Kanica Mandhania | January 11, 2024 | 9 min read

Unlocking performance, scalability, and cost-efficiency of Zomato’s Billing Platform by switching from TiDB to DynamoDB

Zomato, India’s food ordering and delivery platform, that lists more than 2,00,000 restaurants, is emerging as the leading market player in India’s food tech industry. As the demand for online food ordering continues to grow, Zomato recognizes the importance of innovation in meeting scalability requirements.

Considering the nature of the business, customer traffic is primarily concentrated during meal times, leading to notable differences in workload between peak and non-peak hours. Additionally, on special occasions like Diwali and New Year’s Eve, Zomato experiences massive traffic surges with significantly higher spikes compared to regular days. Therefore, it’s crucial for Zomato to select a database that ensures consistent low latency, regardless of scale, and possesses the capability to handle traffic spikes without the need for expensive overprovisioning during periods of lower activity.

In this post, we explain the primary factors that prompted Zomato to transition away from relational databases and TiDB to Amazon DynamoDB, a fully managed, serverless, key-value NoSQL database.
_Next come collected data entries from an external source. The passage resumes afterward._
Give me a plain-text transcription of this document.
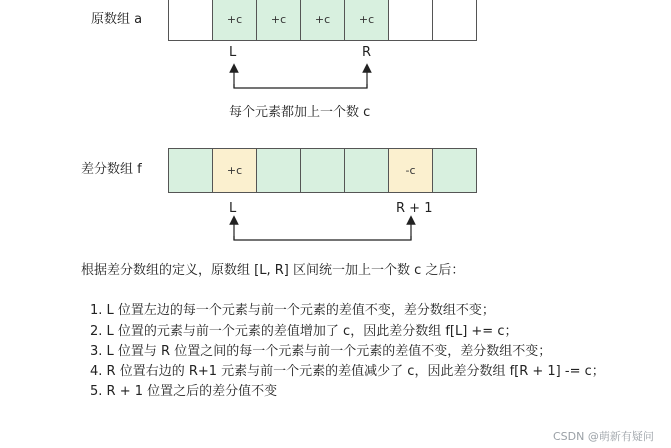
原数组 a	+c	+c	+c	+c
L	R
每个元素都加上一个数 c
差分数组 f	+c	-c
L	R + 1
根据差分数组的定义，原数组 [L, R] 区间统一加上一个数 c 之后：
1. L 位置左边的每一个元素与前一个元素的差值不变，差分数组不变；
2. L 位置的元素与前一个元素的差值增加了 c，因此差分数组 f[L] += c；
3. L 位置与 R 位置之间的每一个元素与前一个元素的差值不变，差分数组不变；
4. R 位置右边的 R+1 元素与前一个元素的差值减少了 c，因此差分数组 f[R + 1] -= c；
5. R + 1 位置之后的差分值不变
CSDN @萌新有疑问
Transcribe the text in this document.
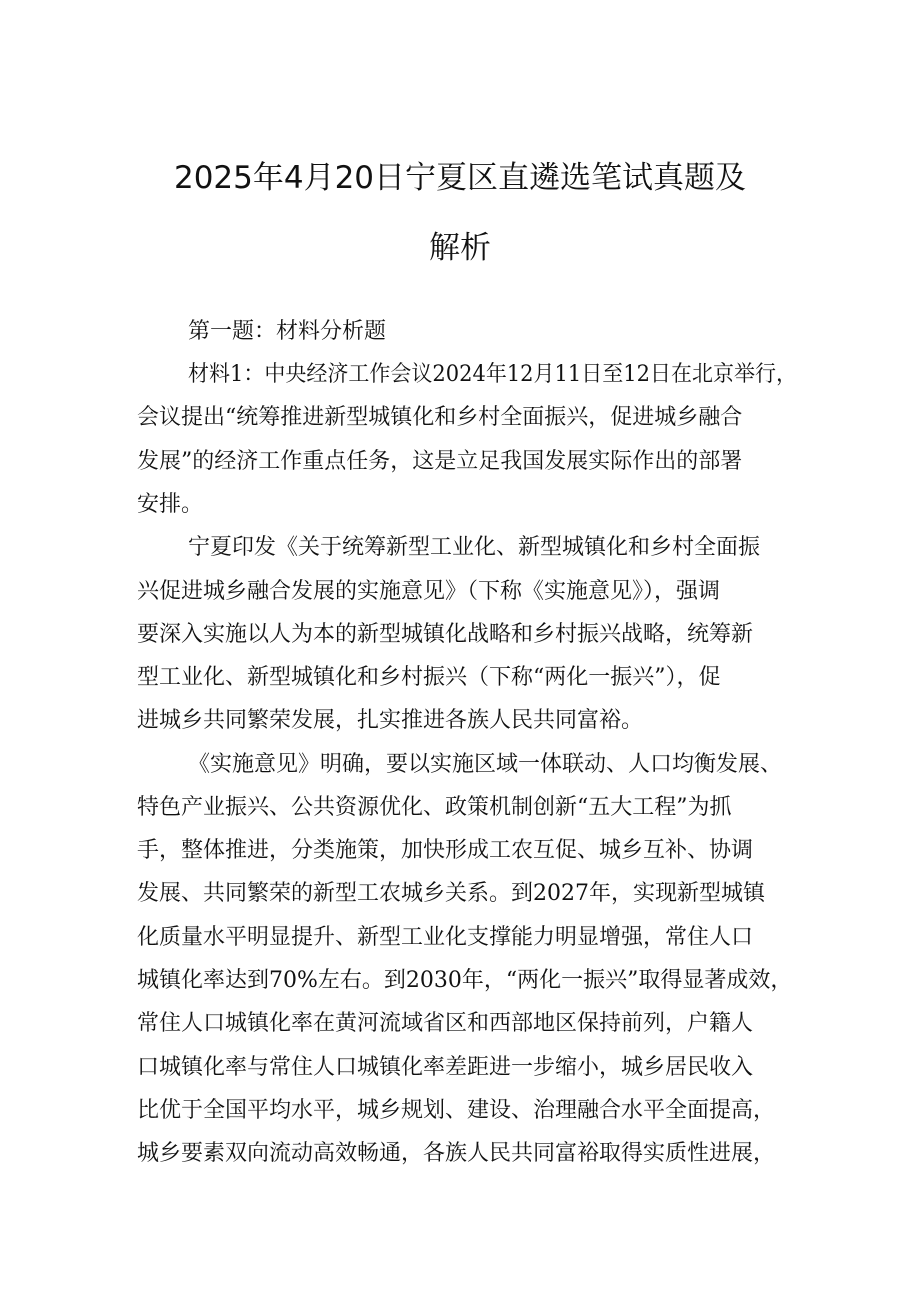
2025年4月20日宁夏区直遴选笔试真题及
解析
第一题：材料分析题
材料1：中央经济工作会议2024年12月11日至12日在北京举行，
会议提出“统筹推进新型城镇化和乡村全面振兴，促进城乡融合
发展”的经济工作重点任务，这是立足我国发展实际作出的部署
安排。
宁夏印发《关于统筹新型工业化、新型城镇化和乡村全面振
兴促进城乡融合发展的实施意见》（下称《实施意见》），强调
要深入实施以人为本的新型城镇化战略和乡村振兴战略，统筹新
型工业化、新型城镇化和乡村振兴（下称“两化一振兴”），促
进城乡共同繁荣发展，扎实推进各族人民共同富裕。
《实施意见》明确，要以实施区域一体联动、人口均衡发展、
特色产业振兴、公共资源优化、政策机制创新“五大工程”为抓
手，整体推进，分类施策，加快形成工农互促、城乡互补、协调
发展、共同繁荣的新型工农城乡关系。到2027年，实现新型城镇
化质量水平明显提升、新型工业化支撑能力明显增强，常住人口
城镇化率达到70%左右。到2030年，“两化一振兴”取得显著成效，
常住人口城镇化率在黄河流域省区和西部地区保持前列，户籍人
口城镇化率与常住人口城镇化率差距进一步缩小，城乡居民收入
比优于全国平均水平，城乡规划、建设、治理融合水平全面提高，
城乡要素双向流动高效畅通，各族人民共同富裕取得实质性进展，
This enabled us to effectively manage traffic spikes without the need for costly overprovisioning during periods of reduced activity and even lower total cost of ownership (TCO).

Zomato’s Billing Platform

Zomato’s Billing Platform is accountable for managing post-order processes, primarily focusing on maintaining ledgers and handling payouts for various business verticals such as Food delivery, Dining Out, Blinkit and Hyperpure. It also maintains ledgers and handles payouts for Feeding India, a Zomato give-back.
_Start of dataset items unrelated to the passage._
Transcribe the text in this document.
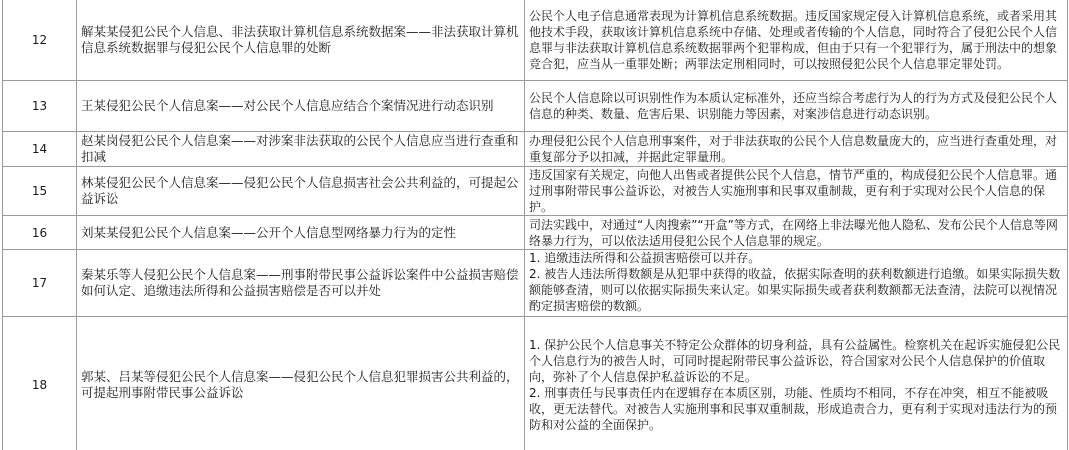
12	解某某侵犯公民个人信息、非法获取计算机信息系统数据案——非法获取计算机信息系统数据罪与侵犯公民个人信息罪的处断	公民个人电子信息通常表现为计算机信息系统数据。违反国家规定侵入计算机信息系统，或者采用其他技术手段，获取该计算机信息系统中存储、处理或者传输的个人信息，同时符合了侵犯公民个人信息罪与非法获取计算机信息系统数据罪两个犯罪构成，但由于只有一个犯罪行为，属于刑法中的想象竞合犯，应当从一重罪处断；两罪法定刑相同时，可以按照侵犯公民个人信息罪定罪处罚。

13	王某侵犯公民个人信息案——对公民个人信息应结合个案情况进行动态识别	公民个人信息除以可识别性作为本质认定标准外，还应当综合考虑行为人的行为方式及侵犯公民个人信息的种类、数量、危害后果、识别能力等因素，对案涉信息进行动态识别。

14	赵某岗侵犯公民个人信息案——对涉案非法获取的公民个人信息应当进行查重和扣减	办理侵犯公民个人信息刑事案件，对于非法获取的公民个人信息数量庞大的，应当进行查重处理，对重复部分予以扣减，并据此定罪量刑。

15	林某侵犯公民个人信息案——侵犯公民个人信息损害社会公共利益的，可提起公益诉讼	违反国家有关规定，向他人出售或者提供公民个人信息，情节严重的，构成侵犯公民个人信息罪。通过刑事附带民事公益诉讼，对被告人实施刑事和民事双重制裁，更有利于实现对公民个人信息的保护。

16	刘某某侵犯公民个人信息案——公开个人信息型网络暴力行为的定性	司法实践中，对通过“人肉搜索”“开盒”等方式，在网络上非法曝光他人隐私、发布公民个人信息等网络暴力行为，可以依法适用侵犯公民个人信息罪的规定。

17	秦某乐等人侵犯公民个人信息案——刑事附带民事公益诉讼案件中公益损害赔偿如何认定、追缴违法所得和公益损害赔偿是否可以并处	1. 追缴违法所得和公益损害赔偿可以并存。
2. 被告人违法所得数额是从犯罪中获得的收益，依据实际查明的获利数额进行追缴。如果实际损失数额能够查清，则可以依据实际损失来认定。如果实际损失或者获利数额都无法查清，法院可以视情况酌定损害赔偿的数额。

18	郭某、吕某等侵犯公民个人信息案——侵犯公民个人信息犯罪损害公共利益的，可提起刑事附带民事公益诉讼	1. 保护公民个人信息事关不特定公众群体的切身利益，具有公益属性。检察机关在起诉实施侵犯公民个人信息行为的被告人时，可同时提起附带民事公益诉讼，符合国家对公民个人信息保护的价值取向，弥补了个人信息保护私益诉讼的不足。
2. 刑事责任与民事责任内在逻辑存在本质区别，功能、性质均不相同，不存在冲突，相互不能被吸收，更无法替代。对被告人实施刑事和民事双重制裁，形成追责合力，更有利于实现对违法行为的预防和对公益的全面保护。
This platform effectively handles the distribution of payments to restaurant partners and riders at a large scale and processes around 10 million events on a typical day. This results in approximately 1 million payments on a weekly basis. Because generating invoices and processing payments is a mission-critical function for Zomato, the availability and resiliency of the billing system is important for the success of its business.

The Zomato Billing Platform architecture follows an asynchronous messaging approach using Kafka for integrating independent microservices in a loosely coupled manner to operate at scale and evolve independently and flexibly. The platform acts as both producers and consumers of kafka events consuming billing order, processing it and producing processed ledger for various business use cases. The following diagram illustrates the legacy architecture.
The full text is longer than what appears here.